The beautiful thing about this book is not how it makes you feel, but how powerful it is in making you feel what the author intends you to feel. You don't get a lot of comfort from most of Hemingway's writings. They reveal the raw, brutal world of humanity in which lonely souls drift, seeking happiness amidst the unavoidable death and suffering that await us all.

The spare prose and symbolism in the novel make it a very memorable read. I especially liked the author's description of the German attack, with the rain, river and soldiers on bicycles all completing a satisfying symbolic circle with the rest of the novel.

Here's a review from Barron Laycock (posted on Amazon.com).
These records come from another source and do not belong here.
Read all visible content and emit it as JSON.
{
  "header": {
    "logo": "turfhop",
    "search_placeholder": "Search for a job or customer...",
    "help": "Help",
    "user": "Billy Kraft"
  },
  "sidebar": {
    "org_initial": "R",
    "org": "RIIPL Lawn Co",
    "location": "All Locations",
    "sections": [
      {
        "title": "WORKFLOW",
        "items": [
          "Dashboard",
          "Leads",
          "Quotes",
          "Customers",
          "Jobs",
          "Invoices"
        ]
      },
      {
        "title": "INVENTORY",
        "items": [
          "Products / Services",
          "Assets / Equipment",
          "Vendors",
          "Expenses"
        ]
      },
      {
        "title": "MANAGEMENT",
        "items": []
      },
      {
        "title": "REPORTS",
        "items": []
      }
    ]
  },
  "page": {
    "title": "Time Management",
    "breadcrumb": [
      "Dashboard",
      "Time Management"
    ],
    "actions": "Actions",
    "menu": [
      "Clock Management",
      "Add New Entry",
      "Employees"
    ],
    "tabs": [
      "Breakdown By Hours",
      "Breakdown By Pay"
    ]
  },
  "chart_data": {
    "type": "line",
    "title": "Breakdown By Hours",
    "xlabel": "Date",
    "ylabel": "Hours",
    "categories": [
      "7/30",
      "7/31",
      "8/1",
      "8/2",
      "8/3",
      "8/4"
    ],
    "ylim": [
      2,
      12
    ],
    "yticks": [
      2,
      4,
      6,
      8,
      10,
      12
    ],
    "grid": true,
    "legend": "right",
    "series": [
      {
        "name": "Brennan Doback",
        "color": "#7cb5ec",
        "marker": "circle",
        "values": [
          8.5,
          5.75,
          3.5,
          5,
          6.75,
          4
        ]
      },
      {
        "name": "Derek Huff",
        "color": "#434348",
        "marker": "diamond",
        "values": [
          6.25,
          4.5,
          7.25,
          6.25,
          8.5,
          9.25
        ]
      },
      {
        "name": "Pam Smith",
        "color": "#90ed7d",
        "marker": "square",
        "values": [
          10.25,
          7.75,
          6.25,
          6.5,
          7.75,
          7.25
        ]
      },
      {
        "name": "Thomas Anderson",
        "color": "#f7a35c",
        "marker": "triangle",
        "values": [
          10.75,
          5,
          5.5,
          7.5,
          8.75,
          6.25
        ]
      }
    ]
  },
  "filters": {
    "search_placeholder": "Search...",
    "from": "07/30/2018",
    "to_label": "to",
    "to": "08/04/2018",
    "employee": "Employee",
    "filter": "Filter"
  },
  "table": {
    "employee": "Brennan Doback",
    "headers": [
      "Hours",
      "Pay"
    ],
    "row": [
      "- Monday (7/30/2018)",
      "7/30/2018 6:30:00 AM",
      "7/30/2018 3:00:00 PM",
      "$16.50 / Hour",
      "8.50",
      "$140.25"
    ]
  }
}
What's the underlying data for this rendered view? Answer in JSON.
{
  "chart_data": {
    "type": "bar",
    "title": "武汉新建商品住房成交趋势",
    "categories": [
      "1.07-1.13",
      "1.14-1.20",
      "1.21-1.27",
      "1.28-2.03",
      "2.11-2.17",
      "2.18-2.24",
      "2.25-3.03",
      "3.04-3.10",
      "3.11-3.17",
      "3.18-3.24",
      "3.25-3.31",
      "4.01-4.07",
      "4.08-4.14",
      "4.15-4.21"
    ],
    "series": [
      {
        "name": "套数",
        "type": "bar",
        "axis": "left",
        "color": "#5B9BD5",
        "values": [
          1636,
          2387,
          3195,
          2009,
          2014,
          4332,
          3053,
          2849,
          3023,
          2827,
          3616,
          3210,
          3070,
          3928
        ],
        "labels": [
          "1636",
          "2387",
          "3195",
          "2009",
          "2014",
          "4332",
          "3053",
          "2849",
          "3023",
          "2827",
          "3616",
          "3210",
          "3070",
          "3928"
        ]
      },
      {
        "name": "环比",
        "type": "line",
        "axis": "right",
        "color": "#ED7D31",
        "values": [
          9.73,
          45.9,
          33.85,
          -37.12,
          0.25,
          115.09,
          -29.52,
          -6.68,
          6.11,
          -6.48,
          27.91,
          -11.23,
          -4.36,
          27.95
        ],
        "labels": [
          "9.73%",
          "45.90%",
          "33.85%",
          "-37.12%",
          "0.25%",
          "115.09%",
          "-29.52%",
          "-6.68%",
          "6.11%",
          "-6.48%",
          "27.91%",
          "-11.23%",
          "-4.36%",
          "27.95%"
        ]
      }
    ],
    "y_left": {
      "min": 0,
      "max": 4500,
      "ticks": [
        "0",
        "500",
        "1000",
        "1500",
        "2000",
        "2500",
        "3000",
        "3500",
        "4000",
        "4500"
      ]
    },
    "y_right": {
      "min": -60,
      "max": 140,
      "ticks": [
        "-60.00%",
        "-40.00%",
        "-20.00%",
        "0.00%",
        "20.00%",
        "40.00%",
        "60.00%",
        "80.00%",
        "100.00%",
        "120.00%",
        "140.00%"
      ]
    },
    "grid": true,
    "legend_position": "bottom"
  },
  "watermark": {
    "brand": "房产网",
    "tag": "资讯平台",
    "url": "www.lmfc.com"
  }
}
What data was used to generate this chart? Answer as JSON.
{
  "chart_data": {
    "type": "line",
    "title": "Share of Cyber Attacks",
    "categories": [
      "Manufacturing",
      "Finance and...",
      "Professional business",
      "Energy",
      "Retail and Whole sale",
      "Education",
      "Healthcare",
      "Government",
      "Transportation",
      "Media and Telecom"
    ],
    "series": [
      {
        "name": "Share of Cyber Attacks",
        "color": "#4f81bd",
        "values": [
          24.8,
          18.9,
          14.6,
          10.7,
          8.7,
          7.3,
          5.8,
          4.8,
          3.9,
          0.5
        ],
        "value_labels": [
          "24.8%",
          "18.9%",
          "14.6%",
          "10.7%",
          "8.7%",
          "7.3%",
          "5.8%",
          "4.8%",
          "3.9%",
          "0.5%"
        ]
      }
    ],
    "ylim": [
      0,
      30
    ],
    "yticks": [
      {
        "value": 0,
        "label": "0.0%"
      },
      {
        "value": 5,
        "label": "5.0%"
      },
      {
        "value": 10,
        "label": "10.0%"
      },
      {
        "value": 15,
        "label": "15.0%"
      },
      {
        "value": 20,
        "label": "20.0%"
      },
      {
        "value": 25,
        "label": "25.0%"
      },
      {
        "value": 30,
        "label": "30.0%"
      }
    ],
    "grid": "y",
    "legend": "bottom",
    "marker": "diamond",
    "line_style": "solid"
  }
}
This wonderful story by a young early Hemingway is perhaps, along with "For Whom The Bell Tolls", one of the finest anti-war novels ever written. In it we are introduced to a young and idealistic man, Frederick Henry, who, through love, experience and existential circumstance, comes to see the folly, waste, and irony of war, and attempts to make his own peace outside the confines of traditional conformity. For all of his obvious excesses, Hemingway was an artist compelled to delve deliberately into painful truths, and he attempted to do so with a style of writing that cut away all of the frills and artifice, so that at its heart this novel is meant as a exploration into what it means to confront the world of convention and deliberately decide to choose for what one feels in his heart as opposed to what one is expected to do. Of course, in so doing, the young ambulance driver becomes a full-grown adult, facing his trials with grace and courage. Still, what we are left with is a modern tragedy, one in which the characters must somehow attempt to resolve the irresolvable.
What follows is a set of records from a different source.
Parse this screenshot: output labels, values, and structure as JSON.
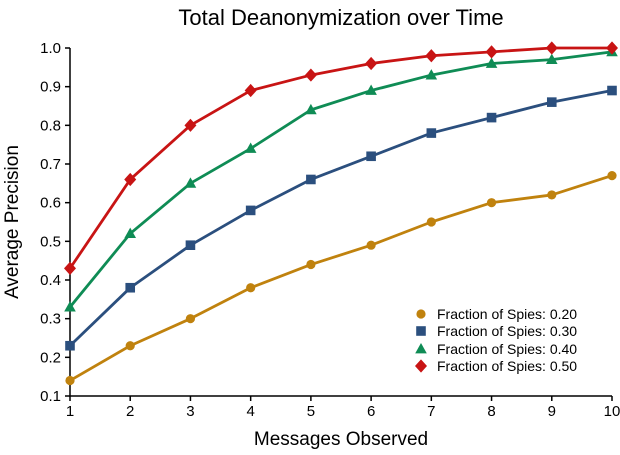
{
  "figure": {
    "background": "#FFFFFF",
    "text_color": "#000000",
    "axis_color": "#000000"
  },
  "chart_data": {
    "type": "line",
    "title": "Total Deanonymization over Time",
    "xlabel": "Messages Observed",
    "ylabel": "Average Precision",
    "x": [
      1,
      2,
      3,
      4,
      5,
      6,
      7,
      8,
      9,
      10
    ],
    "xlim": [
      1,
      10
    ],
    "ylim": [
      0.1,
      1.0
    ],
    "x_ticks": [
      1,
      2,
      3,
      4,
      5,
      6,
      7,
      8,
      9,
      10
    ],
    "y_ticks": [
      0.1,
      0.2,
      0.3,
      0.4,
      0.5,
      0.6,
      0.7,
      0.8,
      0.9,
      1.0
    ],
    "grid": false,
    "legend_position": "lower-right",
    "series": [
      {
        "name": "Fraction of Spies: 0.20",
        "marker": "circle",
        "color": "#C0820E",
        "values": [
          0.14,
          0.23,
          0.3,
          0.38,
          0.44,
          0.49,
          0.55,
          0.6,
          0.62,
          0.67
        ]
      },
      {
        "name": "Fraction of Spies: 0.30",
        "marker": "square",
        "color": "#2B4F7E",
        "values": [
          0.23,
          0.38,
          0.49,
          0.58,
          0.66,
          0.72,
          0.78,
          0.82,
          0.86,
          0.89
        ]
      },
      {
        "name": "Fraction of Spies: 0.40",
        "marker": "triangle",
        "color": "#0F8C55",
        "values": [
          0.33,
          0.52,
          0.65,
          0.74,
          0.84,
          0.89,
          0.93,
          0.96,
          0.97,
          0.99
        ]
      },
      {
        "name": "Fraction of Spies: 0.50",
        "marker": "diamond",
        "color": "#C81414",
        "values": [
          0.43,
          0.66,
          0.8,
          0.89,
          0.93,
          0.96,
          0.98,
          0.99,
          1.0,
          1.0
        ]
      }
    ]
  }
}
Yet in all this emotional turmoil and existential 'sturm-und-drang' of two star-crossed lovers caught in the contradictions, deceptions, and brutality of the First World War, we are also treated to Hemingway's amazing powers of exposition at the peak of his prowess. Indeed, as with other Hemingway novels, it is Hemingway's imaginative and spare use of the language itself that wins the reader over. Unlike his predecessors, he sought a lean narrative style that cut away at all the flowery description and endless adjectives. In the process of parsing away the excesses, Hemingway created a clear, simple and quite declarative prose style that was truly both modern and revolutionary.
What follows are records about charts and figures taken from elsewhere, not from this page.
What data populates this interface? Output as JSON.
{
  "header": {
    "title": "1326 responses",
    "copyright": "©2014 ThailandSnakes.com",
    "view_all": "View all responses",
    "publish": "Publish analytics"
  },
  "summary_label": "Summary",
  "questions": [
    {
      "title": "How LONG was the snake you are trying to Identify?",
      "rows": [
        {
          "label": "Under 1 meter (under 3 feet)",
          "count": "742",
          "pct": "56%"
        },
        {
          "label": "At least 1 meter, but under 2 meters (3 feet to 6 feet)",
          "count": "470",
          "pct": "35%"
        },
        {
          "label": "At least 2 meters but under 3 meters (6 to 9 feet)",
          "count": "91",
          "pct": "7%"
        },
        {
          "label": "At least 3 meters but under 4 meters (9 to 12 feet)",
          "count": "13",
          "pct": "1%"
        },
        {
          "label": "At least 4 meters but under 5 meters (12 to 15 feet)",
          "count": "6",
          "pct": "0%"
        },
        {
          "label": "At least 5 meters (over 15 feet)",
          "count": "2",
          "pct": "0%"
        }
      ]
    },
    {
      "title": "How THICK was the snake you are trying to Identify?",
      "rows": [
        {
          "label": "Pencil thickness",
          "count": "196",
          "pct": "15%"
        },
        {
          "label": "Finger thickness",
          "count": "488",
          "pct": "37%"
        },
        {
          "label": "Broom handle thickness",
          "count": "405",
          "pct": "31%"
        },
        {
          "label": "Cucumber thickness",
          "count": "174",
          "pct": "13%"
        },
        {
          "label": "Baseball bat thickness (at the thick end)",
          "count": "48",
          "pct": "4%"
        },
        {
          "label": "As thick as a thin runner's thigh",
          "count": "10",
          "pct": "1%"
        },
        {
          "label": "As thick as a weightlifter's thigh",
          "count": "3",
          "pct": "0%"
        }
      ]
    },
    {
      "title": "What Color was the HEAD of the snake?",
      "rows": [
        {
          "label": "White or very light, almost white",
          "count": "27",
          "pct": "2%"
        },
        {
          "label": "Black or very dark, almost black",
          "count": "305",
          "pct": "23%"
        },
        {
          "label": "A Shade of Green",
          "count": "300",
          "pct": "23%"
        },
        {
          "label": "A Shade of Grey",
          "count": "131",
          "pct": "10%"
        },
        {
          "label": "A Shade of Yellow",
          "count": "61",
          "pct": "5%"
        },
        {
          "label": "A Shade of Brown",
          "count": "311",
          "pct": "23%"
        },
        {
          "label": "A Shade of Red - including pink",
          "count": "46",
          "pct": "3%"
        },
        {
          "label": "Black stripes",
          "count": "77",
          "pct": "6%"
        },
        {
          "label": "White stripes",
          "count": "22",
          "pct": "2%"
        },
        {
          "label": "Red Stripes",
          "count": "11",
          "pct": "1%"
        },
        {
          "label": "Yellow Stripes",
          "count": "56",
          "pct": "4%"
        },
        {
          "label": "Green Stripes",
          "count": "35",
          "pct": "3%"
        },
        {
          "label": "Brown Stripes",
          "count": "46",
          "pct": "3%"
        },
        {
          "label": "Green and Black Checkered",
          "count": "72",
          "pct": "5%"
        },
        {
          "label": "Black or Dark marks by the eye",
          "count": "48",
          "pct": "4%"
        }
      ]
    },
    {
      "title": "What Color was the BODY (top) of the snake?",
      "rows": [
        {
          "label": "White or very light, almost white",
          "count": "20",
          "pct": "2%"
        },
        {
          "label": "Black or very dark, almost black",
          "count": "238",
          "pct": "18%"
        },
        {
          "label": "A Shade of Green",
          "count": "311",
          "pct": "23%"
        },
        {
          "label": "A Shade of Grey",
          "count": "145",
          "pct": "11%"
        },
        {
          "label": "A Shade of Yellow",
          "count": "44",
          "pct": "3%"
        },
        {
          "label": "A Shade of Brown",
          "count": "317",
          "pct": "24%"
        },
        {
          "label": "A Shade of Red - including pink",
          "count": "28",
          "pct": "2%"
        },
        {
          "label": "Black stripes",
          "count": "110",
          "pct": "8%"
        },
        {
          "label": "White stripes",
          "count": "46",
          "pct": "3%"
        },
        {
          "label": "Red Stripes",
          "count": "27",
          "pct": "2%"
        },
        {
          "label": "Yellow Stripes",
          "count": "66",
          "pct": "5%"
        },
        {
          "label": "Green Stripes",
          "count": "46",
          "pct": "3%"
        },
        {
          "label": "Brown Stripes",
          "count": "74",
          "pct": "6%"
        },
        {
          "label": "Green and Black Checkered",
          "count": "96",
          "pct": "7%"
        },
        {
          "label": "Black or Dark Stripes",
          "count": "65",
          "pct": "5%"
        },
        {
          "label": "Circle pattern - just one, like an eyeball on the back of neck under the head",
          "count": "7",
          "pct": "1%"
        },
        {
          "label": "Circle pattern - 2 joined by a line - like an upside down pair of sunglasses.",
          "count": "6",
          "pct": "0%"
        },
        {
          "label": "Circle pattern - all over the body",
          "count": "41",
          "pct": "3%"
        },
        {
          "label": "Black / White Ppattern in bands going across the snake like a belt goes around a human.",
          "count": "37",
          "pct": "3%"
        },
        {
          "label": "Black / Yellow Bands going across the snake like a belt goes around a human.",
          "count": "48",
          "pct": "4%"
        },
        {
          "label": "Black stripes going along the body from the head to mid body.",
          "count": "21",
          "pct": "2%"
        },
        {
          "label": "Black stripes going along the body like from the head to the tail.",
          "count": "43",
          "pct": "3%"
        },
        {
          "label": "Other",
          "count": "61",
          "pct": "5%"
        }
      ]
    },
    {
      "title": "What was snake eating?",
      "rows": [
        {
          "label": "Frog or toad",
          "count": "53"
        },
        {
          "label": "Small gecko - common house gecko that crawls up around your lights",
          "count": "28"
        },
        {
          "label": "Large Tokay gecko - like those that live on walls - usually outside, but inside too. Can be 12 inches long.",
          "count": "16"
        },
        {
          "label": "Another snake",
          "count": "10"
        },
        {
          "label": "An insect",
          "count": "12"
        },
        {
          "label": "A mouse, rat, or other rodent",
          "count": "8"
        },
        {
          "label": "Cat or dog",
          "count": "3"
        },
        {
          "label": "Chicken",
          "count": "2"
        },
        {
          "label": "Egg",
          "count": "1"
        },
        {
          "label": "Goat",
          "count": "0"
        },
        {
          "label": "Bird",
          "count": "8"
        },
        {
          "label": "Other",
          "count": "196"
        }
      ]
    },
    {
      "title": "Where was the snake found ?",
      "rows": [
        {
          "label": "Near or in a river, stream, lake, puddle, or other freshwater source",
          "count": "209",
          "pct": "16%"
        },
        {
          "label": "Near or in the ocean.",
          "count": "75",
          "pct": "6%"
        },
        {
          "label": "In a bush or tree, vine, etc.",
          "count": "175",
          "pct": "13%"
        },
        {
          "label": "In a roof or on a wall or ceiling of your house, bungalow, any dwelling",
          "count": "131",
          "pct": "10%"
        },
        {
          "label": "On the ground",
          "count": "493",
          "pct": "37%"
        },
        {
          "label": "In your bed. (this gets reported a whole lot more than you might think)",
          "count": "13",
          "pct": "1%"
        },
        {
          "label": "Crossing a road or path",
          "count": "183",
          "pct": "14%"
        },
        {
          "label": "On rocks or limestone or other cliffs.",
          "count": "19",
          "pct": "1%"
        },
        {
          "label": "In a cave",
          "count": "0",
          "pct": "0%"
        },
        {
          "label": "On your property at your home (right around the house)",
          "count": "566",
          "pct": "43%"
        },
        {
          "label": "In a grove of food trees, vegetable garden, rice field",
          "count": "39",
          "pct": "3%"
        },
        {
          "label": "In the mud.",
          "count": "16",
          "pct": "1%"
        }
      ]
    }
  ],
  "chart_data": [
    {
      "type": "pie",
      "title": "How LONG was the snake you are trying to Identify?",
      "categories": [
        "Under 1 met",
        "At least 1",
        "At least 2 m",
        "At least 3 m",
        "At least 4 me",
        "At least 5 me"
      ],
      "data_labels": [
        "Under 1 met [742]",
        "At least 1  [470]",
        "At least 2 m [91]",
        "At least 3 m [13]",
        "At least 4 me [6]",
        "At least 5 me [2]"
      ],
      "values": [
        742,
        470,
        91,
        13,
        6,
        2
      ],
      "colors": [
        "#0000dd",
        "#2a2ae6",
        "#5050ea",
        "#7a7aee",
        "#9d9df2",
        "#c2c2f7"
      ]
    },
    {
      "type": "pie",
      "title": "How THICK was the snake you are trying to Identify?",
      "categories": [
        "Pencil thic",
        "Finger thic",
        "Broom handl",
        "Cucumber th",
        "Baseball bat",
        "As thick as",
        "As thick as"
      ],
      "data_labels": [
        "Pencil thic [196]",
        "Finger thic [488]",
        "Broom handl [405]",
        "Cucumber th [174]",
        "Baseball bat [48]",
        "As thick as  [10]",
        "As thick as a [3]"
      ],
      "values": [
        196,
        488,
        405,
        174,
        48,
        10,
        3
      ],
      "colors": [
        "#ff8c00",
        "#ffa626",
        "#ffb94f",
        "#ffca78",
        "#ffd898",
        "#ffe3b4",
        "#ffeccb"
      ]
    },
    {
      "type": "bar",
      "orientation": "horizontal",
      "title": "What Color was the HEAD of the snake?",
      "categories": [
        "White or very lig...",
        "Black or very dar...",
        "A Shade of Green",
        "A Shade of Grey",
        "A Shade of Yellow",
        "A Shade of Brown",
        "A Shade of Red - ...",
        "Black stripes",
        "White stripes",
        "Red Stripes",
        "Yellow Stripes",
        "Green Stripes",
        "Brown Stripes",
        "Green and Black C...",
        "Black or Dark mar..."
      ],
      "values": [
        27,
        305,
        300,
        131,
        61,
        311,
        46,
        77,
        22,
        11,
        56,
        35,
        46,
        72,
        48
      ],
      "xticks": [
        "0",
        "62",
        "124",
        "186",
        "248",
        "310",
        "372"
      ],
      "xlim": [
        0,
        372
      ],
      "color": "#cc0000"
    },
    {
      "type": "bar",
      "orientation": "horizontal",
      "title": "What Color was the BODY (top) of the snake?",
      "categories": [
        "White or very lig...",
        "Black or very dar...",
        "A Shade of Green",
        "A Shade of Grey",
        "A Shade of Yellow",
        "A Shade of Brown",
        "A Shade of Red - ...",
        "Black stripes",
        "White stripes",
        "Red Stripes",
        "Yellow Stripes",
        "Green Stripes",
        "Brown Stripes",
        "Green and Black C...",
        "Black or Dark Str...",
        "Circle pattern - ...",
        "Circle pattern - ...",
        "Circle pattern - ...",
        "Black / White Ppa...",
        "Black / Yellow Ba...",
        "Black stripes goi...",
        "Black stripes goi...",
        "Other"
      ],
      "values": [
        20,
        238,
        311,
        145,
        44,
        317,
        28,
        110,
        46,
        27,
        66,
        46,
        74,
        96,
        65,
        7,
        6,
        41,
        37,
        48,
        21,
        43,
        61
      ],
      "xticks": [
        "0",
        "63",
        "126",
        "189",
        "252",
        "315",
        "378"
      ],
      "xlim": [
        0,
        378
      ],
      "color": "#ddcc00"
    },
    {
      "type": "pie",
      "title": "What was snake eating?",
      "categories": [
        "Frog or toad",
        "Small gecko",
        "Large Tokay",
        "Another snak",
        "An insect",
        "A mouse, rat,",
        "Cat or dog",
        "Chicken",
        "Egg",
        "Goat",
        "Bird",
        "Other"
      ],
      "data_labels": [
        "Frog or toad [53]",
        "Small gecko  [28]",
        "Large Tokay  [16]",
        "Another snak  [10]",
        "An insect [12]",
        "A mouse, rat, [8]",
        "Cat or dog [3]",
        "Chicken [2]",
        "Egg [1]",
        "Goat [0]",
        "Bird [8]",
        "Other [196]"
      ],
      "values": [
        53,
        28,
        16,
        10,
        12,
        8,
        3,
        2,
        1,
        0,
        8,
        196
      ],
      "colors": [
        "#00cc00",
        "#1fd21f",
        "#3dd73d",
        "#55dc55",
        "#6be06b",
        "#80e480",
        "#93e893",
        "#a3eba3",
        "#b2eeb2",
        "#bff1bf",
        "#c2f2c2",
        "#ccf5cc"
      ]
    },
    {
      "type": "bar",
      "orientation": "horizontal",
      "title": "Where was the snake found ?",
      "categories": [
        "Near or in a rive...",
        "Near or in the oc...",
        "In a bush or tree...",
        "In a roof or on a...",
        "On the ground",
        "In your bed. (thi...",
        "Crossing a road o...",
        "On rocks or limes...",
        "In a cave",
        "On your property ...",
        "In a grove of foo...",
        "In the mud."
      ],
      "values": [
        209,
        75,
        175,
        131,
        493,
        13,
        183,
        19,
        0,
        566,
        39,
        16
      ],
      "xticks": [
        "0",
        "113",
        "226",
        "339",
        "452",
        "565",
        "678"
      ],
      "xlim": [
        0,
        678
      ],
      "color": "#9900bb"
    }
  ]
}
In what may be one of the most quoted passages in modern fiction, in "A Farewell to Arms" Hemingway gives us his personal view of the world's inevitable negative impact on all of us: "If a person brings so much courage into the world that the world must kill him to break him, so of course it kills him. The world breaks everyone and afterward many are strong at the broken places. But those it cannot break it will kill. It kills the very good, the very gentle, and the very brave impartially. If you are none of these things the world will kill you too but there will be no special hurry." Here the human beings are caught in the murderous crossfire of brutal forces fighting to death, and they must flee to save themselves and their hopes for a better future away from the madness. Their journey towards safety is full of the poignancy of all such fragile ventures, and someone must pay the cost of their bravery, gentleness, and love.

What one encounters as a result is a story seemingly stripped to its barest essentials, superficially more like the newspaper man's pantheon of who, what, where, when, and why, and yet somehow transformed into a much more accurate and imaginative effort, one leaving the reader with a much more artful account of what is going on. One reads Hemingway quickly, at least at first, when one learns to slow down and drink in every word and every detail as it is related. For me and for millions of others, the true genius of Hemingway is to be found in his artful use of language. This book was one of Hemingway's finest successful forays into the world of letters, and the result of his collected works truly changed the face of modern fiction. Enjoy!